El infernillo chillaba calor. De repente Sebastián notó que la excitación del cordero y del coñac había cesado. Alice seguía, en lamento:
—Una extranjera, ¡qué bien para divertirse una noche! Luego se la olvida.
—No, no. Eso sí que no es cierto.
—Sí es cierto.
—Algunos quizá piensen así. Yo, desde luego, no.
—Todos decís lo mismo. Después…
Hubo un silencio.
—Después, ¿qué?
—Nada. Después nada. Otra extranjera, otra noche. Y otra, otra.
—¡No! No digas eso. No es cierto.
—Tú no haces más que decir «no es cierto», «no es cierto». Pero no se te ocurre más… porque no puedes decir nada más. Porque es como digo.
—¡No! ¡No! Otros, quizá sí. Yo no.
—Todos igual. Siempre promesas. «Yo no, yo no». Y después, él sí, tú también. Y Alice ¿qué? ¡Nada! Ya les ha dado placer, ya no sirve para más. Ya no interesa. Después, más tarde, os casáis con una española…
—No. Yo no pienso casarme.

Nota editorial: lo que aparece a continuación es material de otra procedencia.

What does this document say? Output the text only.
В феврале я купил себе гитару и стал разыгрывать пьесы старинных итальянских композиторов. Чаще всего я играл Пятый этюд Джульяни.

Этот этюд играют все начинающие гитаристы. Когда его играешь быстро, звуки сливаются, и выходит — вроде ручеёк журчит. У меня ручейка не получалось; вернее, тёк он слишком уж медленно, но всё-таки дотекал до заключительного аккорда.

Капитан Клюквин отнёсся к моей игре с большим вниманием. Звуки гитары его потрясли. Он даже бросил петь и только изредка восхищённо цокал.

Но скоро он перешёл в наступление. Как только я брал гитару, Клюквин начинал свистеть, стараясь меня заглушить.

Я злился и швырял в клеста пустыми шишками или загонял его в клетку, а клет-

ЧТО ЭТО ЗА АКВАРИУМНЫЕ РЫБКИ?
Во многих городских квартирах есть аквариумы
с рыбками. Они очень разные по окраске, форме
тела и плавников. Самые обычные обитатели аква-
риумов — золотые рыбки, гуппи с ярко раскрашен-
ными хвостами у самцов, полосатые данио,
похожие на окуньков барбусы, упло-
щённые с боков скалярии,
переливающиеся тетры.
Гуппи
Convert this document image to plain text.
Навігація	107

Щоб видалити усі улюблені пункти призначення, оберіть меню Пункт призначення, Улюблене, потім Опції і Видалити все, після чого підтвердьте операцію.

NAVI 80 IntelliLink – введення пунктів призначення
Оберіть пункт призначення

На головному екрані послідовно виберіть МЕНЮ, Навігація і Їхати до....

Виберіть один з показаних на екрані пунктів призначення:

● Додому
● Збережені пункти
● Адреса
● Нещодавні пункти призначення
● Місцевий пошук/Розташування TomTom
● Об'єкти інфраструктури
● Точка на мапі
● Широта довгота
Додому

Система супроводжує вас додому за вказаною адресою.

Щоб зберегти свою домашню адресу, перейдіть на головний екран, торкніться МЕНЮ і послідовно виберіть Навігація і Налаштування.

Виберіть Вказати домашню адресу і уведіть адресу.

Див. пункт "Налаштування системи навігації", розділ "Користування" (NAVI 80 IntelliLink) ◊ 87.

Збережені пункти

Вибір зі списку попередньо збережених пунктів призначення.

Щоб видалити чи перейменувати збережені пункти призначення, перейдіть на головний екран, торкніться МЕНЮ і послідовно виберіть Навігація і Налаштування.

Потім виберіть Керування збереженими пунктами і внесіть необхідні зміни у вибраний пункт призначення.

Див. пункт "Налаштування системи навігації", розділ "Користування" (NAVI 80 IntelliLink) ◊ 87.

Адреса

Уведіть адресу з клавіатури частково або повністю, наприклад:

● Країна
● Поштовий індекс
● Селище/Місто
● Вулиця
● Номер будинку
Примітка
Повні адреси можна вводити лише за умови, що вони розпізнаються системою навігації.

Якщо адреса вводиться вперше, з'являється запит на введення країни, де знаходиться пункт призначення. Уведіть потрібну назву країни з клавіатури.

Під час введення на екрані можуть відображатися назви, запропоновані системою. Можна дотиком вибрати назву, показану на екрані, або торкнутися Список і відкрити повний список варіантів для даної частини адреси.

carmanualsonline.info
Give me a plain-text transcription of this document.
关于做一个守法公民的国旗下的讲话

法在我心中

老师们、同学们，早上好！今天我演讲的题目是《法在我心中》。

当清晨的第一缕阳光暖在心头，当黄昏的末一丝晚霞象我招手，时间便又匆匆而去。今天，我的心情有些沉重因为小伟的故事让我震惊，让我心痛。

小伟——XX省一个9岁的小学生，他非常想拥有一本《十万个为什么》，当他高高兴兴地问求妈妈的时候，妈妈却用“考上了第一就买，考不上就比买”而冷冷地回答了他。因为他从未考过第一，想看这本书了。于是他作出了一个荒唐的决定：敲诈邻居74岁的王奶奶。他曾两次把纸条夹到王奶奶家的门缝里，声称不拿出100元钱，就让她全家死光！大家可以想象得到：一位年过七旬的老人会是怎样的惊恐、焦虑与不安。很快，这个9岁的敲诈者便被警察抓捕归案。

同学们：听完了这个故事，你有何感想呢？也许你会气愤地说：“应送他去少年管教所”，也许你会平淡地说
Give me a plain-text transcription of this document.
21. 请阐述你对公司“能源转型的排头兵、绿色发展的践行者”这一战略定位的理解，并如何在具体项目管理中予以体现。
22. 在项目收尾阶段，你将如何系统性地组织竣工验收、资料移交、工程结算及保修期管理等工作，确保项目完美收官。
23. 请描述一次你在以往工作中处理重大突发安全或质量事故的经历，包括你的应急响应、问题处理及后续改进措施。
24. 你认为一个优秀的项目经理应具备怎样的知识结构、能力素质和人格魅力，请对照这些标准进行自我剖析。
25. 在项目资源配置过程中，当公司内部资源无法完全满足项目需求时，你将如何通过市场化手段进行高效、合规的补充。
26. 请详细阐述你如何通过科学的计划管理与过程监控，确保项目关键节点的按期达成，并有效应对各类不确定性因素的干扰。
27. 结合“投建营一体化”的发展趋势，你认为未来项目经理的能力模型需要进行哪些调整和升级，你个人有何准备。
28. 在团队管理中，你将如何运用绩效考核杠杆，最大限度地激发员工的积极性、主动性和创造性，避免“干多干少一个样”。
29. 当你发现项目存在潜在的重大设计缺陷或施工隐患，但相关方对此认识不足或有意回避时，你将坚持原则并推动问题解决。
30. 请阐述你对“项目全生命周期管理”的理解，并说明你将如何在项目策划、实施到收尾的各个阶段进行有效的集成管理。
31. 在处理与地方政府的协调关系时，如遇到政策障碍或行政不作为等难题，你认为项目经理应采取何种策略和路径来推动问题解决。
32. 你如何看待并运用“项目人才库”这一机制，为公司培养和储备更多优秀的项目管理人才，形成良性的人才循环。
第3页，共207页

Por lo menos con una española.
—Ya. Pero la familia, la posición social. Os casáis con una española. Y tiene que ser virgen. No admitís que no lo sea. Vosotros os habéis divertido, pero ellas… Y luego…
—Yo te aseguro que estás equivocada. No me casaré. Y si lo hago no me importará que sea virgen o no. ¡Estoy cansado de la castidad ficticia, que se olvida en cuanto se cierra la puerta de la propia habitación! No es natural. O nada, o todo.
—Ya: para vosotros, todo; para ellas, nada.
—No: todo para todos. Es lo natural, si se hace sólo cuando se necesita y con persona querida. No si se hace por manía, por esnobismo…
—Con esos argumentos no me convences. Estarías conmigo esta noche. Me prometerías que no me ibas a olvidar. Luego, una vez que hubieras disfrutado, ¿qué te importa lo que sea de mí? ¿Qué te importa lo que sienta Alice? Sólo pensáis en vosotros.
—No. ¡No me reproches eso! Es lo que siempre he echado en cara a las mujeres: que no tenían en cuenta lo que dentro de mí hubiera. Algunos, sí serán así. También algunas mujeres son así. Mira —avanzó el torso hacia ella, la miraba fijamente—: Yo he tenido la ilusión de encontrar una chica distinta, de salir adelante. Esperaba que la Universidad se portara bien conmigo. Quería dejar atrás todo mi bachillerato, todos mis fracasos. Mi complejo de inferioridad, mí familia. ¿Por qué iba a estar condenado a estar siempre seco, huido, a ser echado de todas partes? Pero no pude: no he podido hacerme a su forma de ser. Ellos ven las cosas de otra forma. Son gente que no han sufrido.
—Y tú sí has sufrido, ¿no?
Alice había cambiado de postura. Sebastián le estaba acariciando la pantorrilla. Al interrumpirle Alice, levantó la mano; la miró extrañado.
—Sí. Sí, he sufrido. ¿No lo crees? Muchos no se dan cuenta de que los niños y los adolescentes son capaces de sufrir. Y de sufrir en carne viva. No entienden que sus problemas, por pequeñeces que puedan parecer miradas de lejos, para ellos son su vida; y que se toman en serio, muy en serio.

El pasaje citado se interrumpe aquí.